Comidióse el Zorrino y le
ayudó a sacarse las botas y unos escarpines de muy esmerados remiendos… ¡Ah,
Mulita laboriosa…! ¡Ah, Peludo mal agradecido…! Luego, lo empezaron a envolver
bien en el lazo.
-Aunque te duela un
poquito, no es nada -advirtió el Zorrino.
Al Peludo le desagradó la
prevención y, mucho más, el tuteo; pero no dijo palabra.
Y salieron los tres, dos
al tranco, vuelto a montar el Zorrino, para buscar buena colocación.
-Lo primero que hay que
aprender es la sujetada. Ahí está casi todita la cencia. Con la fuerza que usté
tiene, pronto será el mejor enlazador y pialador del pago.
-¿A usté le parece?
-exclamaba contentísimo el Peludo, que, en lo de la fuerza, se tenía fe.
-No es que me parezca;
estoy segurito.
El Zorrino agregó, entre
dientes:
-Me palpita que hoy
aprendés todo.
El Peludo se hizo el
chiquito.
-¡No sea bárbaro,
compañero! Hoy aprenderé, si acaso, si acaso la sujetada.
Y se tocó la cintura, no
fuera que el lazo estuviera flojo. Pero, por ese lado, podía estar tranquilo.

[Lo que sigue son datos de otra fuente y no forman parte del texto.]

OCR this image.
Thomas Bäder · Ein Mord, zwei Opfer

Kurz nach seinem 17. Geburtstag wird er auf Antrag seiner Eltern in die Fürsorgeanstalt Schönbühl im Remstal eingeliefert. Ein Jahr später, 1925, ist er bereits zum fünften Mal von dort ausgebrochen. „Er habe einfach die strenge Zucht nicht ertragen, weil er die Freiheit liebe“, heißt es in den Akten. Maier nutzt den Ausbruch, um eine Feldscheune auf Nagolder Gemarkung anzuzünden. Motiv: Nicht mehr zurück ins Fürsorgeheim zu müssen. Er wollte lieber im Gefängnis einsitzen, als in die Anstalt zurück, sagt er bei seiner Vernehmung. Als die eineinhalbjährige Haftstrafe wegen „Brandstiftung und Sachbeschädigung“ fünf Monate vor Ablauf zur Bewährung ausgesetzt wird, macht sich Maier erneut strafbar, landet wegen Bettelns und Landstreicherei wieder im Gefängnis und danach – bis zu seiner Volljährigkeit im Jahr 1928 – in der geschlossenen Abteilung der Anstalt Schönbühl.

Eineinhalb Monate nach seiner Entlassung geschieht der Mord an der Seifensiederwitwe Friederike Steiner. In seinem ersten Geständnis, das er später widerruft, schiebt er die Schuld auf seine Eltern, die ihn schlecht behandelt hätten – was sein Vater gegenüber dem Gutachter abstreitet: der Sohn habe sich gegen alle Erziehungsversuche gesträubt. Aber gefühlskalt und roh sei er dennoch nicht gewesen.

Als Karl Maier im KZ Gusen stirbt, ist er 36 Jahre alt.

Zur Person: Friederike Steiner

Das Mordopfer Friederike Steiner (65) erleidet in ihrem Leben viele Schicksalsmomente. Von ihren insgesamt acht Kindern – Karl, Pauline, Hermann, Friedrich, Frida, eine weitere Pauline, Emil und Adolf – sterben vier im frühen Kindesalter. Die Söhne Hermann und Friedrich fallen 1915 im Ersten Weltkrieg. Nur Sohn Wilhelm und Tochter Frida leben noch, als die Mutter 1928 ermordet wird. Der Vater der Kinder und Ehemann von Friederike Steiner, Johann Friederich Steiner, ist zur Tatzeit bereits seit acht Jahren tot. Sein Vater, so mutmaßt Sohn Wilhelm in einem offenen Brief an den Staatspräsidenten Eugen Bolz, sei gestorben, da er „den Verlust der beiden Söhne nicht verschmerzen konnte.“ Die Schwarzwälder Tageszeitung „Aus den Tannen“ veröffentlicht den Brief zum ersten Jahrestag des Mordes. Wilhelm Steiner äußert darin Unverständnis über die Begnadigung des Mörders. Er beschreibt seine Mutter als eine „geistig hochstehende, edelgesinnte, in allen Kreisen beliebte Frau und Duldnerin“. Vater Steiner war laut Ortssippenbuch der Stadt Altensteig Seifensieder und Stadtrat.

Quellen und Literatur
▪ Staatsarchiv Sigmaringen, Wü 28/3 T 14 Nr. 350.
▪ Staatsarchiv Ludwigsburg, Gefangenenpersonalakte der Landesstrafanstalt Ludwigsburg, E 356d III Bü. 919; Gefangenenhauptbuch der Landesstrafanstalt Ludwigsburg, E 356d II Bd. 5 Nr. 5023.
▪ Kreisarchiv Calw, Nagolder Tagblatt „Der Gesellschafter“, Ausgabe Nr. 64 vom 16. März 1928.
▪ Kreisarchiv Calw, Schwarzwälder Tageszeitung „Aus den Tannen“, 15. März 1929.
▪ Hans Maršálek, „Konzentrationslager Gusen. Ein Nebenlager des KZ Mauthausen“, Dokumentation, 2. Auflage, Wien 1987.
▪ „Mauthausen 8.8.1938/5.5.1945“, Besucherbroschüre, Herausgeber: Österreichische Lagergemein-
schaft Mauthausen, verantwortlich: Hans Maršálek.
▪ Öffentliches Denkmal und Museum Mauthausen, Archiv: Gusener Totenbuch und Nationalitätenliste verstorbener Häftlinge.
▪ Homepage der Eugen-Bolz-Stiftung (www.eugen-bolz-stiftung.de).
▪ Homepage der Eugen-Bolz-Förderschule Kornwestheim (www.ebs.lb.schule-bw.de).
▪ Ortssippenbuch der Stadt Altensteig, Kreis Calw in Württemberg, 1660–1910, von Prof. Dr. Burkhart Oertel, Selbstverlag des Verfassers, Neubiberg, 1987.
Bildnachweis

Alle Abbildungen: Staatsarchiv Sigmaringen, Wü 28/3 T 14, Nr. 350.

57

El Zorrino y Don Juan habían dado infinidad de vueltas.
-Vamos a hacer alto por
aquí -aconsejó el Zorro al llegar a unos espinillos. Y a ver, compadre, si se
rejunta algo especial.
Al galope se alejó el
Zorrino. Y los otros quedaron conversando.
-Cuando está oscuro
-explicaba Don Juan- usté atropella, no más, y, lo que disparan, tira el lazo a
los que van en la punta. Esos son siempre los mejores, los que tienen más
fuerza y, por eso, nunca se quedan atrás…
-¡Qué bien! -exclamaba,
embobado, el Peludo-. Pero, Don Juan, ¡mire usté que hay cosas! ¿eh? ¡Es claro!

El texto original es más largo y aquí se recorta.